Leserbrief

Zum Thema Kunsthalle

Schluss der Debatte

Bürgerinitiativen und Unterschriftensammlungen wie derzeit beim Mitzlaff Bau der Kunsthalle sind nicht nur legitim, sondern auch ein wichtiges Instrument der demokratischen Meinungsbildung. Im besten Fall mündet ein solches Engagement in einem Bürgerentscheid, sei es durch Sammeln der notwendigen Anzahl von Unterschriften, sei es durch einen Beschluss des Gemeinderats selbst, einen Bürgerentscheid herbeizuführen, wie wir es letztes Jahr in Mannheim zum Thema BUGA erlebt haben.
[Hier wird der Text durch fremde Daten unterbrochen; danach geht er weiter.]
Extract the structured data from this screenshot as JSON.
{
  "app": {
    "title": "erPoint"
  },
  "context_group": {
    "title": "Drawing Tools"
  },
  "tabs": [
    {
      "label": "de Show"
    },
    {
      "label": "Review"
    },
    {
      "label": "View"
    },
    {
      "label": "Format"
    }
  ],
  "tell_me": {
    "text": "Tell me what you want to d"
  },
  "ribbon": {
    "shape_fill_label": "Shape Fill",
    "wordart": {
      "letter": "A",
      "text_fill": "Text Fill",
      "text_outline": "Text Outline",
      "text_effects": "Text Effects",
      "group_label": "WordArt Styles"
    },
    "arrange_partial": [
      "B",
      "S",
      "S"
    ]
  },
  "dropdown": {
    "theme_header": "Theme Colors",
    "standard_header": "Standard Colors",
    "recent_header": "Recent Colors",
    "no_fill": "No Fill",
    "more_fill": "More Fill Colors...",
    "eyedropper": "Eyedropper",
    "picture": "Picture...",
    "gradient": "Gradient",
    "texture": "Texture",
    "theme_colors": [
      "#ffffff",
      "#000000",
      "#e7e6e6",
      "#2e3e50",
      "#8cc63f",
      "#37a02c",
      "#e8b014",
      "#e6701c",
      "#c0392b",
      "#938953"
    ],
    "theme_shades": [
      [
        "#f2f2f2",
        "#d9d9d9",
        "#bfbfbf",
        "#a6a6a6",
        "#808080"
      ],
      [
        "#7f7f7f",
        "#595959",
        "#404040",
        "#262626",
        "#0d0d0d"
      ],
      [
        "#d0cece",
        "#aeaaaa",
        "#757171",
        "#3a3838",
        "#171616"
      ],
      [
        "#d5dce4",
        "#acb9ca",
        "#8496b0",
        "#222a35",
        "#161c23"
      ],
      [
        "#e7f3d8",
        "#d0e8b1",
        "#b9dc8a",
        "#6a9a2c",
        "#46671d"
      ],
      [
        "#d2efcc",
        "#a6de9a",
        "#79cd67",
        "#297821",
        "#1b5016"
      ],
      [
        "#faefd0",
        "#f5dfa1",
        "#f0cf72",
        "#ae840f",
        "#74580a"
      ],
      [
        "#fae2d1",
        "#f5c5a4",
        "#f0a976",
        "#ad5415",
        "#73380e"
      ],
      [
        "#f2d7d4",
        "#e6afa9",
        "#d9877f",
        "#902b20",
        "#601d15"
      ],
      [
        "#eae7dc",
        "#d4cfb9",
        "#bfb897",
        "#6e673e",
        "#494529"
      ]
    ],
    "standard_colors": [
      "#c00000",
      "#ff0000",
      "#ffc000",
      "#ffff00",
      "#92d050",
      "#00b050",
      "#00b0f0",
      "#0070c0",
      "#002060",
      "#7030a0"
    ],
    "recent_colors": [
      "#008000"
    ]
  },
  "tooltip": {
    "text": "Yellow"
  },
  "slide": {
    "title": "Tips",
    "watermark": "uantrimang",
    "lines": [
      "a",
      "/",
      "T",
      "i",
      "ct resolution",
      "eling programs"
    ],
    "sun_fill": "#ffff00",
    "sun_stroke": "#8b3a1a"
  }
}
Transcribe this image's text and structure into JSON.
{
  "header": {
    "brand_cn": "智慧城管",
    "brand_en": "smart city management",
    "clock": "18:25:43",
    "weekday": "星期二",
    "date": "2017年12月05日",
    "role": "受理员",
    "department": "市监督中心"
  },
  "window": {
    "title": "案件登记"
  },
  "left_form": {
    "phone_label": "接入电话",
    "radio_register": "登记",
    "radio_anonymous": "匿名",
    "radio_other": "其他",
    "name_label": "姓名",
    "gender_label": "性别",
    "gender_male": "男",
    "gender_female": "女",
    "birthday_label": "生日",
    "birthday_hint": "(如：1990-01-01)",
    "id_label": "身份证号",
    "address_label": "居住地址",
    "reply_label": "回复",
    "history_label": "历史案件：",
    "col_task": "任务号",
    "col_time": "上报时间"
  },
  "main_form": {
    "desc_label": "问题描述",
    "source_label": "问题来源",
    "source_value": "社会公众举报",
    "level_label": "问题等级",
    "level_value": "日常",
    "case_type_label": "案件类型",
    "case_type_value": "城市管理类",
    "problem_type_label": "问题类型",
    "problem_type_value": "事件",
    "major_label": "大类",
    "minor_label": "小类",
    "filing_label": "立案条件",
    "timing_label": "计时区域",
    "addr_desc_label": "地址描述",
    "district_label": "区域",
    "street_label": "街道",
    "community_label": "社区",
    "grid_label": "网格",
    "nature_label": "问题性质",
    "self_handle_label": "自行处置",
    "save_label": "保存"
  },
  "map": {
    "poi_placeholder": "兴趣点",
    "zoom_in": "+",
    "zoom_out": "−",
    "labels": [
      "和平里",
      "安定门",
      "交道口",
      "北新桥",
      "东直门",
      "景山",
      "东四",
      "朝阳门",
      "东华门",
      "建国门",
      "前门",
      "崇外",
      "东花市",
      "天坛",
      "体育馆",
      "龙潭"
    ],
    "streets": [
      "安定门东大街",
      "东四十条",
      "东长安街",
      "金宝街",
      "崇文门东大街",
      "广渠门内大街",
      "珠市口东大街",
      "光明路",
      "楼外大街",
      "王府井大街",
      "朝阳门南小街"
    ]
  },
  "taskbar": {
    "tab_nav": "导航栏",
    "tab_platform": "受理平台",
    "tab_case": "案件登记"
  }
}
Im schlechtesten Fall überzieht man aber heftig. Dieses "Überziehen" scheint mir im Fall der o.g. Kunsthallen-Bürgerinitiative gegeben. Ich selbst habe vor 30 Jahren als Gymnasiast den Bau des Mitzlaff Baues fast unmittelbar erlebt. Wie jeder vernünftige Mensch hatte ich zunächst große Schwierigkeiten mit dem Plan, dieses Gebäude nach nur 30 Jahren abzureißen. Und gäbe es nicht großartige Mäzene, würde dies ja auch nicht geschehen. Aber was würde dann passieren? Nichts! Der Mitzlaff Bau würde nicht saniert werden. Glaubwürdige Gutachten bescheinigen einen Sanierungsbedarf von ca. 37 Millionen. Auch wenn man nur Skulpturen ausstellen wollte, müsste man sanieren, d.h. den Boden für Gewicht herstellen, den Wassereinbruch im Keller grundsätzlich stoppen etc. Bei der Finanzlage der Stadt glaubt doch wohl niemand ernsthaft, dass das jemals angegangen worden wäre? Es hätte einen weiteren schleichenden Verfall gegeben, wie bei vielen städtischen Gebäuden. Am Ende wäre eine Ruine am Friedrichplatz gestanden, welche Zier für diesen Platz! Und dann mal ehrlich: Nur weil wir uns in dreißig Jahren an den Bau gewöhnt haben, wird er nicht besser: Die Fassade zum Platz hin ist kein architektonisches Kleinod sondern eher bescheiden und harmonisiert, wenn überhaupt, nur wegen der Sandsteinverblendung mit den anderen Gebäuden.

Groteskes Ansinnen

Über Geschmack lässt sich nicht streiten. Ich selbst hätte mir einen radikaleren und gewagteren Neubau gewünscht. Die Entscheidung ist gefallen (schon seit einem Jahr) und ausgewählt wurde ein durchaus gefälliger Entwurf, der genauso gut oder genauso schlecht zum Friedrichplatz passt wie der Mitzlaff Bau. Und wäre nicht jeder alternativ ausgewählte Entwurf bei Teilen des Publikums genauso durchgefallen, eben weil die Geschmäcker so verschieden sind? Genau aus diesem Grund ist es völlig daneben, den gewählten Entwurf als "Kasten" o.ä. zu diffamieren. Daraus spricht eine gewisse Fundamentalopposition, die darin gipfelt, vorzuschlagen, den Mitzlaff Bau stehen zu lassen und die Spendengelder für einen Neubau auf auf dem Platz zwischen Heilig Geist Kirche und Hachenburg Schule zu verwenden. Das wäre dann die endgültige Festlegung der Ausrichtung der Kunsthalle weg vom Friedrichplatz hin zur Seckenheimer Straße und damit städtebaulicher Unfug. Ganz abgesehen davon, dass die Stadt künftig drei Kunsthallen-Gebäudekomplexe unterhalten müsste, einer davon heute schon ein schwerer Sanierungsfall. Wie das finanziert werden sollte, bleibt das Geheimnis der BI. Und noch etwas Grundsätzliches an die BI: Warum haben sie nicht unmittelbar nach der Entscheidung des Gemeinderats Unterschriften für einen Bürgerentscheid gesammelt? Allerdings hätten Sie dann das zehnfache an Unterschriften in sechs Wochen sammeln müssen als Sie es jetzt in einem Jahr geschafft haben. Der Zug ist doch wohl schon lange abgefahren. Und jetzt mit juristischen Mitteln nachkarten zu wollen, schadet der Kunsthalle und damit uns allen.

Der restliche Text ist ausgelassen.